The letter. Discovered on the dusty floor behind the dark mahogany bureau, as the team of movers was preparing to haul it out of the tiny bedroom. It was early morning in the fall of 1967. The owner of the home, and the bureau, Howard Douglas, had been gone two months now. The squat little cottage was going to be sold. His heirs needed the money.
The natural assumption, of course, was that somewhere in the passage of time, the letter had slipped unseen from the top of the bureau and settled in the dark inch of space between the back of the heavy piece of furniture and the wall.
A casual glance, however, would easily spot the brittle strips of cellophane tape barely clinging to the rough unfinished board on the back of the bureau. Pieces of tape that had already released their grip on the yellowed paper of the envelope. So the letter was not lost after all, but had been intentionally concealed. How many years had the letter waited in silence, refusing to give itself away?
With calloused hands, and curious eyes, one of the movers, a balding man with a broken front tooth, removed the letter from the envelope, and began to read.
July 23, 1944
Because you are reading this letter, I know that my brother Howard has done what I begged him to do-retrieve it and deliver it safely to you. And you, safe as well, are home from the war!
Now that you know where to find me, we can finally be together. No more secrets.
Always and forever, my love.
“Well ain’t that a shame. Looks like lover boy never got the message.” And with that, the calloused hands crumpled the sheet of paper and the envelope, and tossed them on the trash pile in the center of the room. It was close to noon. Abandoning, for the time being, the task of moving the bureau, the movers broke for lunch.
Unseen by anyone, except perhaps, for a small gray spider perched near the ceiling, one of the movers re-entered the room. A boy, slight in build and in his early teens, with a full head of blond hair, braces on his teeth, and a brother off fighting, and now missing, in Vietnam. Hastily this boy retrieved the letter and the envelope, and hid them under his cap.

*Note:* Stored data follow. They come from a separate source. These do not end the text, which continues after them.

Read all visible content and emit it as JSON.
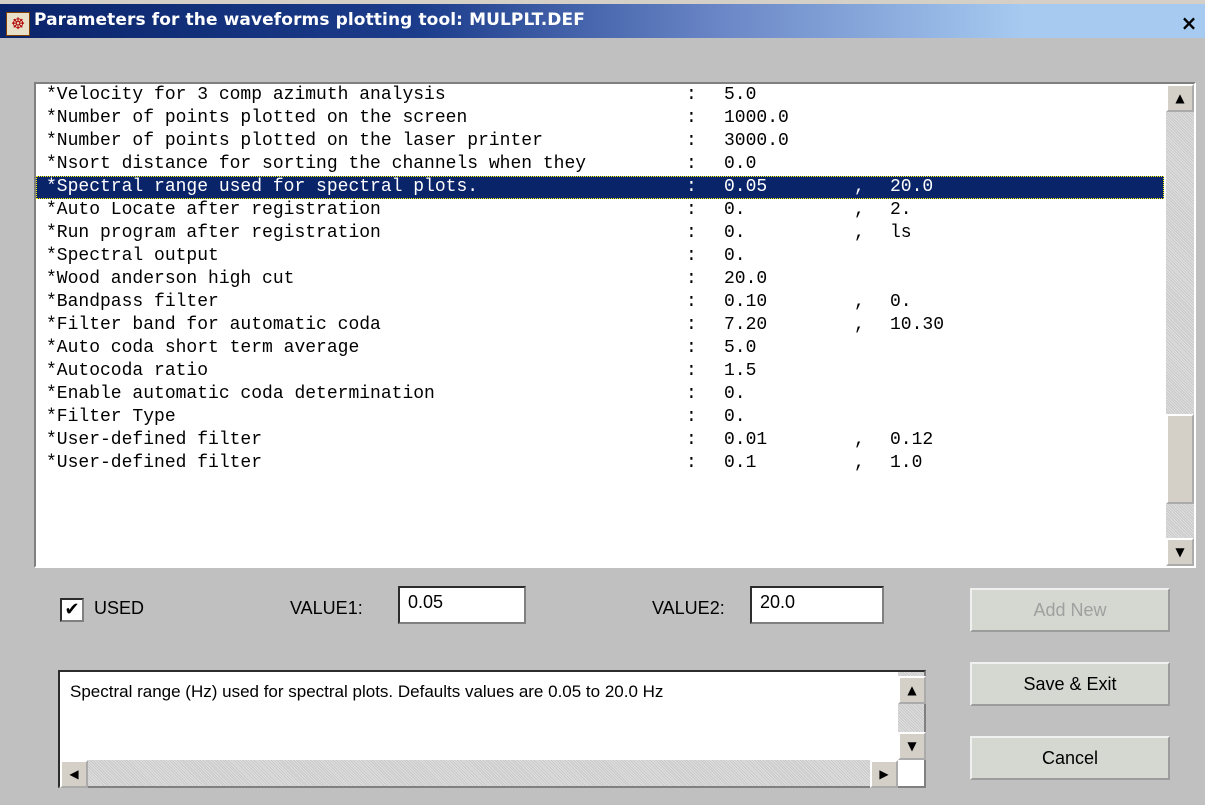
{
  "window": {
    "title": "Parameters for the waveforms plotting tool: MULPLT.DEF",
    "close": "×"
  },
  "list": {
    "rows": [
      {
        "label": "*Velocity for 3 comp azimuth analysis",
        "colon": ":",
        "v1": "5.0",
        "comma": "",
        "v2": ""
      },
      {
        "label": "*Number of points plotted on the screen",
        "colon": ":",
        "v1": "1000.0",
        "comma": "",
        "v2": ""
      },
      {
        "label": "*Number of points plotted on the laser printer",
        "colon": ":",
        "v1": "3000.0",
        "comma": "",
        "v2": ""
      },
      {
        "label": "*Nsort distance for sorting the channels when they",
        "colon": ":",
        "v1": "0.0",
        "comma": "",
        "v2": ""
      },
      {
        "label": "*Spectral range used for spectral plots.",
        "colon": ":",
        "v1": "0.05",
        "comma": ",",
        "v2": "20.0"
      },
      {
        "label": "*Auto Locate after registration",
        "colon": ":",
        "v1": "0.",
        "comma": ",",
        "v2": "2."
      },
      {
        "label": "*Run program after registration",
        "colon": ":",
        "v1": "0.",
        "comma": ",",
        "v2": "ls"
      },
      {
        "label": "*Spectral output",
        "colon": ":",
        "v1": "0.",
        "comma": "",
        "v2": ""
      },
      {
        "label": "*Wood anderson high cut",
        "colon": ":",
        "v1": "20.0",
        "comma": "",
        "v2": ""
      },
      {
        "label": "*Bandpass filter",
        "colon": ":",
        "v1": "0.10",
        "comma": ",",
        "v2": "0."
      },
      {
        "label": "*Filter band for automatic coda",
        "colon": ":",
        "v1": "7.20",
        "comma": ",",
        "v2": "10.30"
      },
      {
        "label": "*Auto coda short term average",
        "colon": ":",
        "v1": "5.0",
        "comma": "",
        "v2": ""
      },
      {
        "label": "*Autocoda ratio",
        "colon": ":",
        "v1": "1.5",
        "comma": "",
        "v2": ""
      },
      {
        "label": "*Enable automatic coda determination",
        "colon": ":",
        "v1": "0.",
        "comma": "",
        "v2": ""
      },
      {
        "label": "*Filter Type",
        "colon": ":",
        "v1": "0.",
        "comma": "",
        "v2": ""
      },
      {
        "label": "*User-defined filter",
        "colon": ":",
        "v1": "0.01",
        "comma": ",",
        "v2": "0.12"
      },
      {
        "label": "*User-defined filter",
        "colon": ":",
        "v1": "0.1",
        "comma": ",",
        "v2": "1.0"
      }
    ]
  },
  "form": {
    "used_label": "USED",
    "used_checked": "✔",
    "value1_label": "VALUE1:",
    "value1": "0.05",
    "value2_label": "VALUE2:",
    "value2": "20.0"
  },
  "buttons": {
    "add_new": "Add New",
    "save_exit": "Save & Exit",
    "cancel": "Cancel"
  },
  "description": "Spectral range (Hz) used for spectral plots. Defaults values are 0.05 to 20.0 Hz",
  "colors": {
    "selection": "#0a246a",
    "window_bg": "#c0c0c0"
  }
}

Later that afternoon, when evening was only a few remaining patches of sun light away, and the little house stood empty, the sentimental teenager climbed into the back of the moving truck and squeezed his way over to the bureau. Taking a roll of packing tape from the pocket of his jacket and setting it on top of the bureau, he removed the letter and envelope from beneath his cap, and with reverent hands smoothed them out before placing the one back inside the other. Reaching for the tape, he pulled off a suitable length, and carefully reattached the envelope to the rough unfinished board, exactly where it had first been attached years earlier.
Pausing, before he left the truck, he spoke in a voice so soft that he almost didn’t hear himself.
“Don’t give up hope Anna. Never give up hope.”
Amy and I have been up to our elbows in paint this week, and so for the prompt today-to write a piece featuring a letter, I have chosen to repost this story.